I would not take an entire PTV to > 60Gy off trial for NSCLC. Heating up the middle, sure. No reason to routinely be doing 66Gy in 33 fx for NSCLC.

60Gy + Cis was done off protocol by the believers for years.... 8% of all their treated patients have had an avoidable recurrence of their cancer.
Class action lawsuit time if not having received appropriate informed consent?

 

[OTN]

KEYNOTE-A18 for T3-T4 Cervical cancer, Pembro was given concurrently/adjuvantly


I would not take an entire PTV to > 60Gy off trial for NSCLC. Heating up the middle, sure. No reason to routinely be doing 66Gy in 33 fx for NSCLC.

60Gy + Cis was done off protocol by the believers for years.... 8% of all their treated patients have had an avoidable recurrence of their cancer.
Class action lawsuit time if not having received appropriate informed consent?

Re: 60 Gy + cis being done without real data...neophilia is a serious problem in this field.

 

[radiation]

The real data we need from HN-005 is the outcomes of the pts that progressed and if the progression was salvageable and the associated toxicity with the salvage therapies. Most HN recurrences have morbid salvage options but HPV+ pts may be different. If the PFS is worse but OS is the same with reasonable salvage options, then the de-escalation is not as unethical as people are purporting.

It would also be helpful to integrate the MSKCC data where they were able to de-escalate in ~85% of their HPV+ pts. It would be great to know if the 10% that progressed had hypoxic tumors, but not sure we will ever be able to get that data.

 

[StIGMA]

The real data we need from HN-005 is the outcomes of the pts that progressed and if the progression was salvageable and the associated toxicity with the salvage therapies. Most HN recurrences have morbid salvage options but HPV+ pts may be different. If the PFS is worse but OS is the same with reasonable salvage options, then the de-escalation is not as unethical as people are purporting.

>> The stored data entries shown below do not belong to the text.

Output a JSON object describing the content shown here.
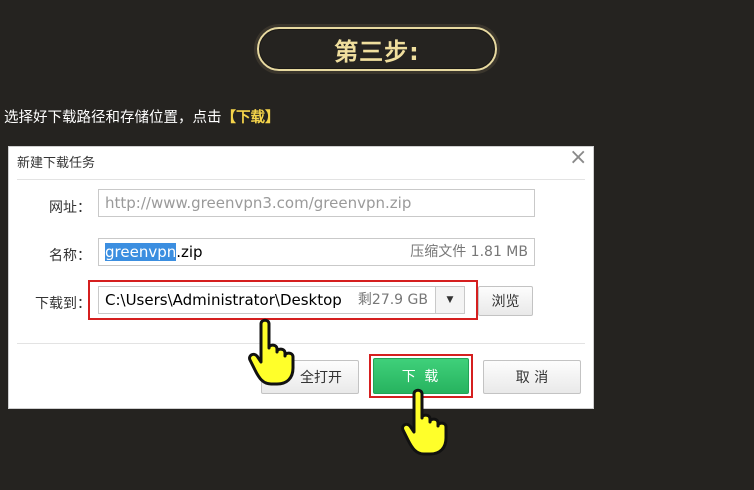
{
  "step": {
    "title": "第三步:"
  },
  "instruction": {
    "text": "选择好下载路径和存储位置，点击",
    "highlight": "【下载】"
  },
  "dialog": {
    "title": "新建下载任务",
    "url": {
      "label": "网址：",
      "value": "http://www.greenvpn3.com/greenvpn.zip"
    },
    "name": {
      "label": "名称：",
      "selected": "greenvpn",
      "rest": ".zip",
      "info": "压缩文件 1.81 MB"
    },
    "save_to": {
      "label": "下载到：",
      "path": "C:\\Users\\Administrator\\Desktop",
      "free_space": "剩27.9 GB"
    },
    "buttons": {
      "browse": "浏览",
      "open_all": "全打开",
      "download": "下 载",
      "cancel": "取 消"
    }
  },
  "colors": {
    "background": "#252320",
    "accent_gold": "#f0df9e",
    "highlight_yellow": "#f4d34a",
    "download_green": "#2fbf68",
    "callout_red": "#d51f1f"
  }
}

It would also be helpful to integrate the MSKCC data where they were able to de-escalate in ~85% of their HPV+ pts. It would be great to know if the 10% that progressed had hypoxic tumors, but not sure we will ever be able to get that data.

I’d imagine outcomes and side effects with salvage must be worse than upfront cure.

At some point it’s more justifiable to not double down on bad- at least until we can more reliably predict responders/nonresponders to specific doses/treatments.

 

[Radonky]

The real data we need from HN-005 is the outcomes of the pts that progressed and if the progression was salvageable and the associated toxicity with the salvage therapies. Most HN recurrences have morbid salvage options but HPV+ pts may be different. If the PFS is worse but OS is the same with reasonable salvage options, then the de-escalation is not as unethical as people are purporting.

It would also be helpful to integrate the MSKCC data where they were able to de-escalate in ~85% of their HPV+ pts. It would be great to know if the 10% that progressed had hypoxic tumors, but not sure we will ever be able to get that data.

MSKCC is picking their patients based on FMISO PET and that seems like the winning strategy. A 10Gy decrease isn't moving the needle far enough to tempt me to exchange PFS in HN.